= Wipe (transition) =

Film transition in which a shot replaces another by traveling across the screen

Examples of various wipe transitions

In filmmaking, a wipe is a type of film transition where one shot replaces another by travelling from one side of the frame to another or with a special shape. If the wipe proceeds from two opposite edges of the screen toward the center or vice versa, it is known as a barn door wipe (named for its similarity to a pair of doors opening or closing).

==Types==
The following are specific types of wipes:

- An iris slow is a wipe that takes the shape of a growing or shrinking circle. It has been frequently used in animated short films, such as those in the Looney Tunes and Merrie Melodies cartoon series, to signify the end of a story. When used in this manner, the iris wipe may be centered on a certain focal point and may be used as a device for a "parting shot" joke, a fourth wall-breaching wink by a character, or other purposes. Optional graphic (i.e. rips) occasionally are overlaid to achieve a certain effect like an iris-tearing transition.
- A star wipe is a wipe that takes the shape of a growing or shrinking star and is used to impart a sense of "extra specialness" or "added value". An example of the "star wipe" can be seen in the Guiding Light opening sequences of the 1980s. This convention was considered overused during that time period and is now generally thought to be somewhat out of date. The use was parodied in Aqua Teen Hunger Force Colon Movie Film for Theaters and The Simpsons.
- A heart wipe is a wipe that takes the shape of a growing or shrinking heart, and is used to impart a sense of "love" or "friendship". The heart wipe is still used in wedding, graduation, and bar mitzvah videos, among others, as it has now passed from stylistic into the realm of standard convention, though many people consider it tacky.
- A matrix wipe is a patterned transition between two images. The matrix wipe can be various patterns such as a grid, stars, etc.
- A clock wipe is a wipe that sweeps a radius around the center point of the frame to reveal the subsequent shot, like the sweeping hands of an analog clock. Because of this similarity, it is often used to indicate that time has passed between the previous shot and the next shot. One of the TV shows that used the effect is Regular Show. The Red Green Show also makes frequent use of this wipe type, featuring an animated roll of duct tape, and accompanied by the loud "yanking tape off a roll" sound effect.
- The most common uses of the wipe effect is the invisible wipe, where a camera follows a person into another room by tracking parallel to the actor. As the wall passes in front of the camera, the editor has the option of using a wipe to be able to choose any other matching take of the same scene. It is also commonly used in quick camera pans in action sequences, to make a cut invisible. Such wipes can be impossible to see in the finished film. A good example of this wipe can be seen in the movie Das Boot when the director, Wolfgang Petersen, uses it to pan between two occupied U-boat pens, even though the production had only one U-boat for filming.
- Some extremely effective (and expensive) wipes were used in the otherwise very low-budget Laurel and Hardy short film Thicker than Water. For each of the scene changes in this film, either Laurel or Hardy or both of them would seize a curtain or some other object at the edge of the frame and move it across the screen. The opening frames of the next scene were optically printed onto this object, so that—when the object entirely filled the screen—the movie had "wiped" the last shot of the previous scene and begun the first shot of the next.

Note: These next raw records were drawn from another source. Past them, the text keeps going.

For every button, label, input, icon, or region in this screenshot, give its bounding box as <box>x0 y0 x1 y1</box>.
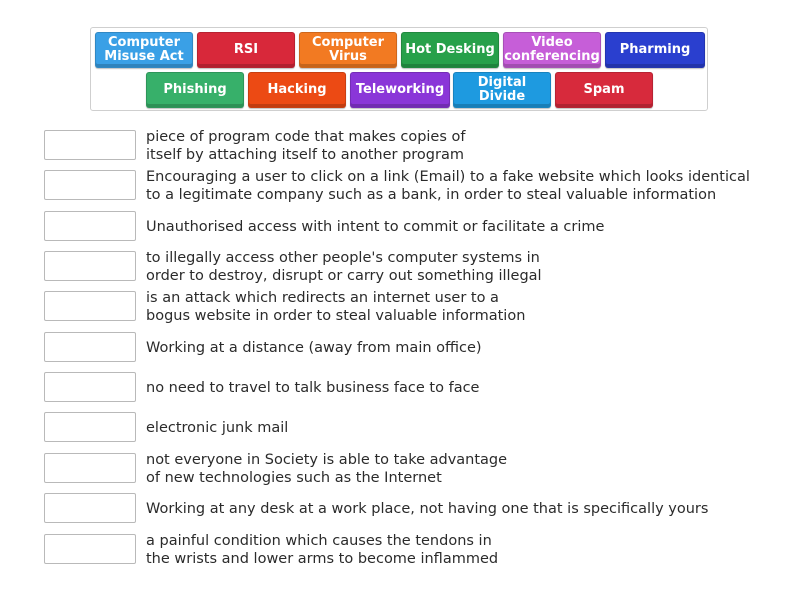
tile-hot-desking[interactable]: Hot Desking <box>401 32 499 68</box>
clue-text: not everyone in Society is able to take advantage of new technologies such as the Internet <box>146 452 508 486</box>
answer-drop-box[interactable] <box>44 130 136 160</box>
clue-text: Working at a distance (away from main office) <box>146 340 482 356</box>
answer-drop-box[interactable] <box>44 251 136 281</box>
answer-drop-box[interactable] <box>44 493 136 523</box>
match-row <box>44 170 784 202</box>
clue-text: electronic junk mail <box>146 420 289 436</box>
match-row <box>44 534 784 566</box>
clue-text: no need to travel to talk business face to face <box>146 380 480 396</box>
tile-computer-misuse-act[interactable]: Computer Misuse Act <box>95 32 193 68</box>
answer-drop-box[interactable] <box>44 453 136 483</box>
tile-spam[interactable]: Spam <box>555 72 653 108</box>
tile-computer-virus[interactable]: Computer Virus <box>299 32 397 68</box>
answer-drop-box[interactable] <box>44 332 136 362</box>
match-row <box>44 251 784 283</box>
clue-text: piece of program code that makes copies of itself by attaching itself to another program <box>146 129 466 163</box>
tile-video-conferencing[interactable]: Video conferencing <box>503 32 601 68</box>
match-row <box>44 130 784 162</box>
tile-pharming[interactable]: Pharming <box>605 32 705 68</box>
tile-hacking[interactable]: Hacking <box>248 72 346 108</box>
clue-text: a painful condition which causes the tendons in the wrists and lower arms to become inflammed <box>146 533 499 567</box>
clue-text: Unauthorised access with intent to commit or facilitate a crime <box>146 219 605 235</box>
clue-text: Encouraging a user to click on a link (Email) to a fake website which looks identical to a legitimate company such as a bank, in order to steal valuable information <box>146 169 750 203</box>
match-row <box>44 453 784 485</box>
answer-drop-box[interactable] <box>44 534 136 564</box>
tile-digital-divide[interactable]: Digital Divide <box>453 72 551 108</box>
clue-text: is an attack which redirects an internet user to a bogus website in order to steal valuable information <box>146 290 526 324</box>
answer-drop-box[interactable] <box>44 170 136 200</box>
answer-drop-box[interactable] <box>44 412 136 442</box>
match-row <box>44 211 784 243</box>
answer-tile-bank <box>90 27 708 111</box>
tile-teleworking[interactable]: Teleworking <box>350 72 450 108</box>
answer-drop-box[interactable] <box>44 291 136 321</box>
answer-drop-box[interactable] <box>44 211 136 241</box>
tile-phishing[interactable]: Phishing <box>146 72 244 108</box>
match-row <box>44 291 784 323</box>
clue-text: to illegally access other people's computer systems in order to destroy, disrupt or carry out something illegal <box>146 250 542 284</box>
tile-rsi[interactable]: RSI <box>197 32 295 68</box>
clue-text: Working at any desk at a work place, not having one that is specifically yours <box>146 501 709 517</box>
match-row <box>44 372 784 404</box>
match-row <box>44 412 784 444</box>
answer-drop-box[interactable] <box>44 372 136 402</box>
match-row <box>44 493 784 525</box>
match-row <box>44 332 784 364</box>
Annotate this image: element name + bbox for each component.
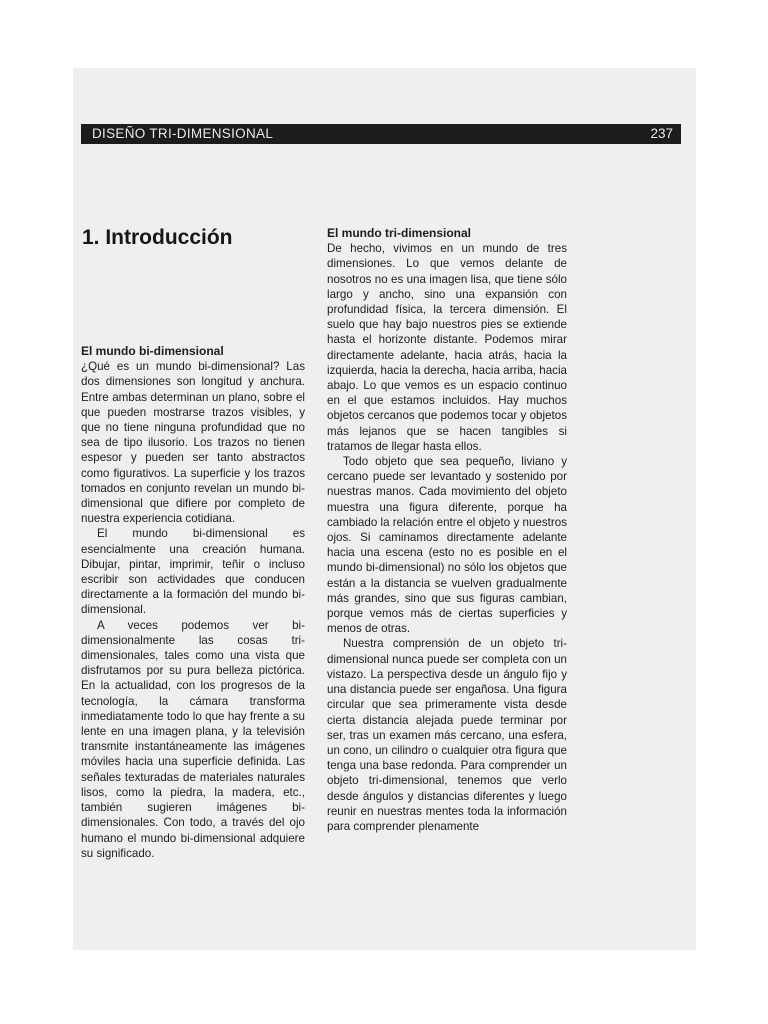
left-paragraph-1: ¿Qué es un mundo bi-dimensional? Las dos dimensiones son longitud y anchura. Entre ambas determinan un plano, sobre el que pueden mostrarse trazos visibles, y que no tiene ninguna profundidad que no sea de tipo ilusorio. Los trazos no tienen espesor y pueden ser tanto abstractos como figurativos. La superficie y los trazos tomados en conjunto revelan un mundo bi-dimensional que difiere por completo de nuestra experiencia cotidiana. <box>81 360 305 526</box>
section-heading: 1. Introducción <box>82 226 233 249</box>
left-paragraph-3: A veces podemos ver bi-dimensionalmente las cosas tri-dimensionales, tales como una vista que disfrutamos por su pura belleza pictórica. En la actualidad, con los progresos de la tecnología, la cámara transforma inmediatamente todo lo que hay frente a su lente en una imagen plana, y la televisión transmite instantáneamente las imágenes móviles hacia una superficie definida. Las señales texturadas de materiales naturales lisos, como la piedra, la madera, etc., también sugieren imágenes bi-dimensionales. Con todo, a través del ojo humano el mundo bi-dimensional adquiere su significado. <box>81 618 305 860</box>
left-subheading: El mundo bi-dimensional <box>81 344 224 358</box>
right-paragraph-2: Todo objeto que sea pequeño, liviano y cercano puede ser levantado y sostenido por nuestras manos. Cada movimiento del objeto muestra una figura diferente, porque ha cambiado la relación entre el objeto y nuestros ojos. Si caminamos directamente adelante hacia una escena (esto no es posible en el mundo bi-dimensional) no sólo los objetos que están a la distancia se vuelven gradualmente más grandes, sino que sus figuras cambian, porque vemos más de ciertas superficies y menos de otras. <box>327 455 567 636</box>
right-paragraph-1: De hecho, vivimos en un mundo de tres dimensiones. Lo que vemos delante de nosotros no es una imagen lisa, que tiene sólo largo y ancho, sino una expansión con profundidad física, la tercera dimensión. El suelo que hay bajo nuestros pies se extiende hasta el horizonte distante. Podemos mirar directamente adelante, hacia atrás, hacia la izquierda, hacia la derecha, hacia arriba, hacia abajo. Lo que vemos es un espacio continuo en el que estamos incluidos. Hay muchos objetos cercanos que podemos tocar y objetos más lejanos que se hacen tangibles si tratamos de llegar hasta ellos. <box>327 242 567 453</box>
running-title: DISEÑO TRI-DIMENSIONAL <box>92 126 274 141</box>
page-number: 237 <box>650 126 673 141</box>
right-paragraph-3: Nuestra comprensión de un objeto tri-dimensional nunca puede ser completa con un vistazo. La perspectiva desde un ángulo fijo y una distancia puede ser engañosa. Una figura circular que sea primeramente vista desde cierta distancia alejada puede terminar por ser, tras un examen más cercano, una esfera, un cono, un cilindro o cualquier otra figura que tenga una base redonda. Para comprender un objeto tri-dimensional, tenemos que verlo desde ángulos y distancias diferentes y luego reunir en nuestras mentes toda la información para comprender plenamente <box>327 637 567 833</box>
right-subheading: El mundo tri-dimensional <box>327 226 472 240</box>
left-column <box>81 344 305 861</box>
scanned-page <box>73 68 696 950</box>
left-paragraph-2: El mundo bi-dimensional es esencialmente una creación humana. Dibujar, pintar, imprimir, teñir o incluso escribir son actividades que conducen directamente a la formación del mundo bi-dimensional. <box>81 527 305 617</box>
right-column <box>327 226 567 834</box>
running-header <box>81 124 681 144</box>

The earliest known example of a wipe was George Albert Smith's film Mary Jane's Mishap of 1903.

George Lucas made frequent use of wipes in his Star Wars films, inspired by a similar use of wipes by Akira Kurosawa.

Since at least the 1980s, the American game show The Price is Right has made extensive use of wipes, usually from contestants to prizes. In the early-to-mid 1980s, an iris slow was used twice during the opening sequence, transitioning from the shot of the host entrance to the camera panning down from the studio lights, and then from that camera shot to one of the host. Around 1987, this was changed to a star wipe, which the show would end up using for years until 2010.